He was on his feet now and had his arm around Adam’s shoulder. “Couldn’t you trust me, Old Gentleman? Don’t you know how close you are to me? Did you think I wouldn’t understand? What you tell me about your leaving her is no surprise. You wouldn’t—you couldn’t do anything else. That’s because you are a man and a gentleman. You are doing such things every day of your life; that’s why everybody loves you. As to what you want me to do, don’t say any more to me”—the tears he was hiding were choking him. “Let me go home. What you have told me of my mother, of yourself—everything has knocked me out. My judgment has gone—I must think it all over. I know every word you have said about the loan is true; but I haven’t told you all. The situation is worse than you think. Everything depends on it—Madeleine—her father—all of us. If I could have found some other plan—if you had only talked to me this way before. But I’ve promised them all—they expect it. No! Don’t speak to me. Don’t say another word. Let me go home.” And he flung himself from the room.

Adam sat still. The confession had wrung his soul; the pain seemed unbearable. What the outcome would be God only knew. With a quick movement, as if seeking relief, he rose to his feet and walked to the portrait. Then lifting his hands above his head with the movement of a despairing suppliant before the Madonna he cried out:

“Help him, my beloved. Help him as you did me.”


IX

At the offices of Philip Colton & Co., just off Wall Street, an unusual stir was apparent—an air of expectancy seemed to pervade everything. The cashier had arrived at his desk half an hour earlier than usual, and so had the stock clerk and the two book-keepers. This had been in accordance with Mr.

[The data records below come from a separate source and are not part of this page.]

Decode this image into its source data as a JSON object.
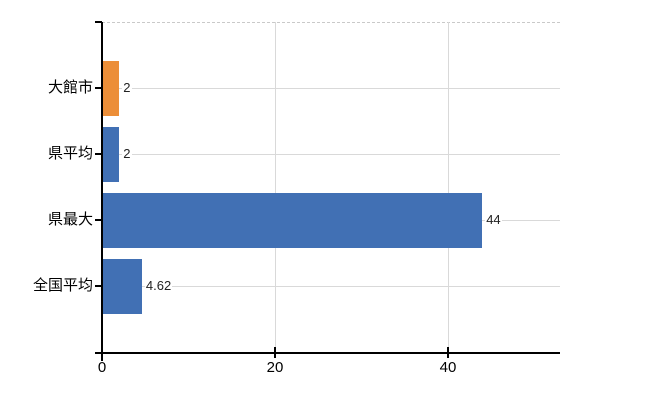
{
  "chart_data": {
    "type": "bar",
    "orientation": "horizontal",
    "title": "",
    "categories": [
      "大館市",
      "県平均",
      "県最大",
      "全国平均"
    ],
    "values": [
      2,
      2,
      44,
      4.62
    ],
    "value_labels": [
      "2",
      "2",
      "44",
      "4.62"
    ],
    "bar_colors": [
      "#ec8e38",
      "#4170b4",
      "#4170b4",
      "#4170b4"
    ],
    "x_ticks": [
      {
        "value": 0,
        "label": "0"
      },
      {
        "value": 20,
        "label": "20"
      },
      {
        "value": 40,
        "label": "40"
      }
    ],
    "xlim": [
      0,
      53
    ],
    "grid": true,
    "legend_position": "none",
    "colors": {
      "highlight": "#ec8e38",
      "primary": "#4170b4",
      "gridline": "#d9d9d9",
      "axis": "#000000",
      "text": "#000000",
      "value_text": "#222222",
      "background": "#ffffff"
    }
  }
}
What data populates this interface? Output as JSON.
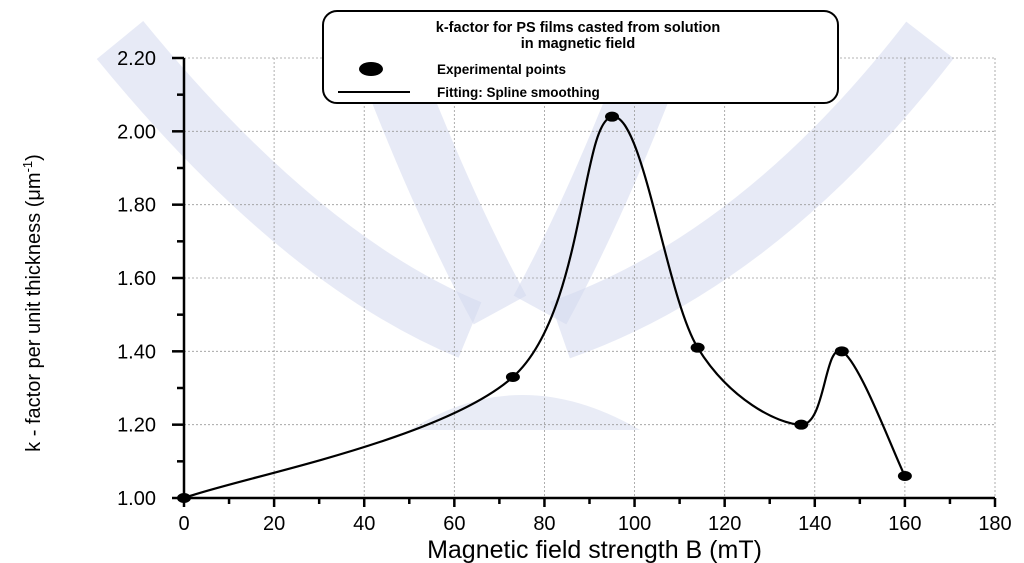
{
  "chart_data": {
    "type": "line",
    "xlabel": "Magnetic field strength  B  (mT)",
    "ylabel_main": "k - factor per unit thickness (",
    "ylabel_unit": "μm",
    "ylabel_sup": "-1",
    "ylabel_close": ")",
    "xlim": [
      0,
      180
    ],
    "ylim": [
      1.0,
      2.2
    ],
    "x_ticks": [
      0,
      20,
      40,
      60,
      80,
      100,
      120,
      140,
      160,
      180
    ],
    "y_ticks": [
      "1.00",
      "1.20",
      "1.40",
      "1.60",
      "1.80",
      "2.00",
      "2.20"
    ],
    "grid": true,
    "legend_placement": "top-center",
    "legend": {
      "title_line1": "k-factor for PS films casted from solution",
      "title_line2": "in magnetic field",
      "entries": [
        "Experimental points",
        "Fitting:  Spline smoothing"
      ]
    },
    "series": [
      {
        "name": "Experimental points",
        "x": [
          0,
          73,
          95,
          114,
          137,
          146,
          160
        ],
        "y": [
          1.0,
          1.33,
          2.04,
          1.41,
          1.2,
          1.4,
          1.06
        ]
      }
    ]
  }
}
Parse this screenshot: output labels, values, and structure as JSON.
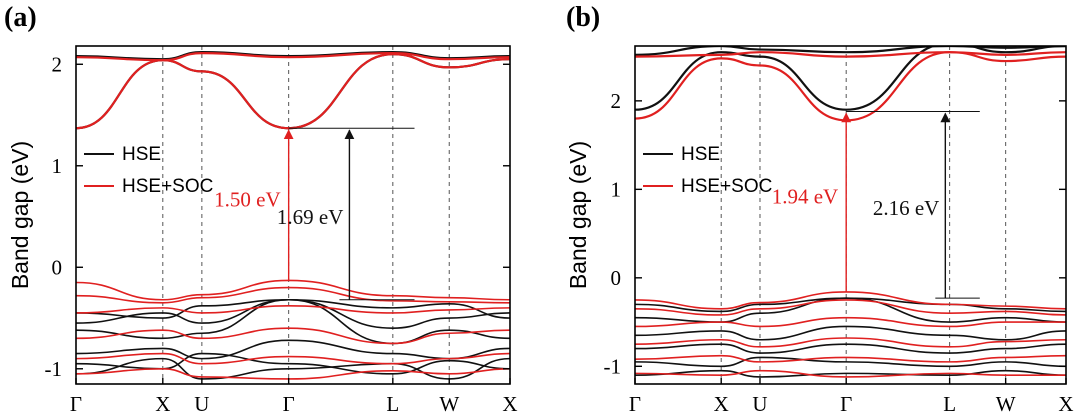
{
  "chart_data": [
    {
      "panel_label": "(a)",
      "type": "line",
      "ylabel": "Band gap (eV)",
      "ylim": [
        -1.15,
        2.18
      ],
      "yticks": [
        -1,
        0,
        1,
        2
      ],
      "xlabels": [
        "Γ",
        "X",
        "U",
        "Γ",
        "L",
        "W",
        "X"
      ],
      "k_positions": [
        0,
        0.2,
        0.29,
        0.49,
        0.73,
        0.86,
        1.0
      ],
      "legend": [
        "HSE",
        "HSE+SOC"
      ],
      "colors": {
        "hse": "#111111",
        "soc": "#e02020"
      },
      "gap_soc_label": "1.50 eV",
      "gap_hse_label": "1.69 eV",
      "cbm": 1.37,
      "vbm_soc": -0.13,
      "vbm_hse": -0.32,
      "arrow_x_soc": 0.49,
      "arrow_x_hse": 0.63,
      "arrow_right_end": 0.78,
      "series": [
        {
          "name": "HSE",
          "band": "cb1",
          "y": [
            1.37,
            2.04,
            1.93,
            1.37,
            2.1,
            1.97,
            2.05
          ]
        },
        {
          "name": "HSE",
          "band": "cb2",
          "y": [
            2.08,
            2.05,
            2.12,
            2.08,
            2.12,
            2.06,
            2.08
          ]
        },
        {
          "name": "HSE",
          "band": "vb1",
          "y": [
            -0.45,
            -0.5,
            -0.38,
            -0.32,
            -0.4,
            -0.36,
            -0.5
          ]
        },
        {
          "name": "HSE",
          "band": "vb2",
          "y": [
            -0.55,
            -0.45,
            -0.55,
            -0.32,
            -0.6,
            -0.5,
            -0.45
          ]
        },
        {
          "name": "HSE",
          "band": "vb3",
          "y": [
            -0.62,
            -0.7,
            -0.65,
            -0.32,
            -0.75,
            -0.62,
            -0.7
          ]
        },
        {
          "name": "HSE",
          "band": "vb4",
          "y": [
            -0.85,
            -0.8,
            -0.9,
            -0.72,
            -0.85,
            -0.9,
            -0.8
          ]
        },
        {
          "name": "HSE",
          "band": "vb5",
          "y": [
            -0.95,
            -1.0,
            -0.85,
            -0.95,
            -1.05,
            -0.92,
            -1.0
          ]
        },
        {
          "name": "HSE",
          "band": "vb6",
          "y": [
            -1.05,
            -0.9,
            -1.1,
            -1.0,
            -0.95,
            -1.1,
            -0.9
          ]
        },
        {
          "name": "HSE+SOC",
          "band": "cb1",
          "y": [
            1.37,
            2.04,
            1.93,
            1.37,
            2.1,
            1.97,
            2.05
          ]
        },
        {
          "name": "HSE+SOC",
          "band": "cb2",
          "y": [
            2.07,
            2.04,
            2.11,
            2.07,
            2.11,
            2.05,
            2.07
          ]
        },
        {
          "name": "HSE+SOC",
          "band": "vb1",
          "y": [
            -0.15,
            -0.32,
            -0.27,
            -0.13,
            -0.28,
            -0.3,
            -0.32
          ]
        },
        {
          "name": "HSE+SOC",
          "band": "vb2",
          "y": [
            -0.28,
            -0.35,
            -0.3,
            -0.2,
            -0.33,
            -0.34,
            -0.35
          ]
        },
        {
          "name": "HSE+SOC",
          "band": "vb3",
          "y": [
            -0.45,
            -0.4,
            -0.45,
            -0.38,
            -0.45,
            -0.42,
            -0.4
          ]
        },
        {
          "name": "HSE+SOC",
          "band": "vb4",
          "y": [
            -0.7,
            -0.62,
            -0.7,
            -0.6,
            -0.75,
            -0.65,
            -0.62
          ]
        },
        {
          "name": "HSE+SOC",
          "band": "vb5",
          "y": [
            -0.9,
            -0.85,
            -0.95,
            -0.88,
            -0.95,
            -0.9,
            -0.85
          ]
        },
        {
          "name": "HSE+SOC",
          "band": "vb6",
          "y": [
            -1.05,
            -1.0,
            -1.08,
            -1.1,
            -1.02,
            -1.05,
            -1.0
          ]
        }
      ]
    },
    {
      "panel_label": "(b)",
      "type": "line",
      "ylabel": "Band gap (eV)",
      "ylim": [
        -1.2,
        2.62
      ],
      "yticks": [
        -1,
        0,
        1,
        2
      ],
      "xlabels": [
        "Γ",
        "X",
        "U",
        "Γ",
        "L",
        "W",
        "X"
      ],
      "k_positions": [
        0,
        0.2,
        0.29,
        0.49,
        0.73,
        0.86,
        1.0
      ],
      "legend": [
        "HSE",
        "HSE+SOC"
      ],
      "colors": {
        "hse": "#111111",
        "soc": "#e02020"
      },
      "gap_soc_label": "1.94 eV",
      "gap_hse_label": "2.16 eV",
      "cbm": 1.88,
      "vbm_soc": -0.16,
      "vbm_hse": -0.23,
      "arrow_x_soc": 0.49,
      "arrow_x_hse": 0.72,
      "arrow_right_end": 0.8,
      "series": [
        {
          "name": "HSE",
          "band": "cb1",
          "y": [
            1.9,
            2.55,
            2.5,
            1.9,
            2.65,
            2.55,
            2.62
          ]
        },
        {
          "name": "HSE",
          "band": "cb2",
          "y": [
            2.52,
            2.62,
            2.58,
            2.55,
            2.62,
            2.6,
            2.62
          ]
        },
        {
          "name": "HSE",
          "band": "vb1",
          "y": [
            -0.3,
            -0.38,
            -0.3,
            -0.23,
            -0.3,
            -0.35,
            -0.38
          ]
        },
        {
          "name": "HSE",
          "band": "vb2",
          "y": [
            -0.45,
            -0.5,
            -0.4,
            -0.23,
            -0.5,
            -0.45,
            -0.5
          ]
        },
        {
          "name": "HSE",
          "band": "vb3",
          "y": [
            -0.65,
            -0.6,
            -0.7,
            -0.55,
            -0.65,
            -0.7,
            -0.6
          ]
        },
        {
          "name": "HSE",
          "band": "vb4",
          "y": [
            -0.8,
            -0.75,
            -0.85,
            -0.75,
            -0.85,
            -0.8,
            -0.75
          ]
        },
        {
          "name": "HSE",
          "band": "vb5",
          "y": [
            -0.95,
            -1.0,
            -0.9,
            -0.95,
            -1.0,
            -0.95,
            -1.0
          ]
        },
        {
          "name": "HSE",
          "band": "vb6",
          "y": [
            -1.1,
            -1.05,
            -1.12,
            -1.08,
            -1.1,
            -1.05,
            -1.1
          ]
        },
        {
          "name": "HSE+SOC",
          "band": "cb1",
          "y": [
            1.8,
            2.48,
            2.4,
            1.78,
            2.55,
            2.45,
            2.5
          ]
        },
        {
          "name": "HSE+SOC",
          "band": "cb2",
          "y": [
            2.5,
            2.52,
            2.55,
            2.5,
            2.55,
            2.52,
            2.55
          ]
        },
        {
          "name": "HSE+SOC",
          "band": "vb1",
          "y": [
            -0.25,
            -0.35,
            -0.28,
            -0.16,
            -0.3,
            -0.32,
            -0.35
          ]
        },
        {
          "name": "HSE+SOC",
          "band": "vb2",
          "y": [
            -0.35,
            -0.42,
            -0.35,
            -0.25,
            -0.4,
            -0.38,
            -0.42
          ]
        },
        {
          "name": "HSE+SOC",
          "band": "vb3",
          "y": [
            -0.55,
            -0.5,
            -0.55,
            -0.45,
            -0.55,
            -0.5,
            -0.5
          ]
        },
        {
          "name": "HSE+SOC",
          "band": "vb4",
          "y": [
            -0.75,
            -0.7,
            -0.78,
            -0.68,
            -0.78,
            -0.72,
            -0.7
          ]
        },
        {
          "name": "HSE+SOC",
          "band": "vb5",
          "y": [
            -0.92,
            -0.88,
            -0.95,
            -0.9,
            -0.95,
            -0.9,
            -0.88
          ]
        },
        {
          "name": "HSE+SOC",
          "band": "vb6",
          "y": [
            -1.08,
            -1.1,
            -1.05,
            -1.12,
            -1.08,
            -1.1,
            -1.1
          ]
        }
      ]
    }
  ]
}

Colton’s instructions the night before, and they had been carried out to the minute. The papers in the big copper loan, he had told the stock clerk, were to be signed at half-past eleven o’clock the next morning, and he wanted all the business of the preceding day cleaned up and out of the way before the new deal went through. This accomplished, he said to himself, Mr. Eggleston would be able to retire a part if not all of his special capital, and his dear Madeleine, to quote a morning journal, find a place by the side of “one of the bright young financiers of our time.”

Mr. Eggleston, in tan-colored waistcoat, white gaiters and shiny silk hat, a gold-headed cane in one hand—the embodiment of a prosperous man of affairs—also arrived half an hour earlier—ten o’clock, really, an event that caused some astonishment, for not twice in the whole year had the special partner reached his son’s office so early in the day.

Young Eggleston reached his desk a few minutes after his father. His dress was as costly as his progenitor’s, but a trifle more insistent. The waistcoat was speckled with red; the scarf a brilliant scarlet decorated with a horseshoe set in diamonds, and the shoes patent leather. He was one size smaller than his father and had one-tenth of his brains. With regard to every other measurement, however, there was not the slightest doubt but that in a few years he would equal his distinguished father’s outlines, a fact already discernible in his middle distance. In looking around for the missing nine-tenths of gray matter his father had found it under Philip Colton’s hat, and the formation of the firm, with himself as special and his son as junior, had been the result.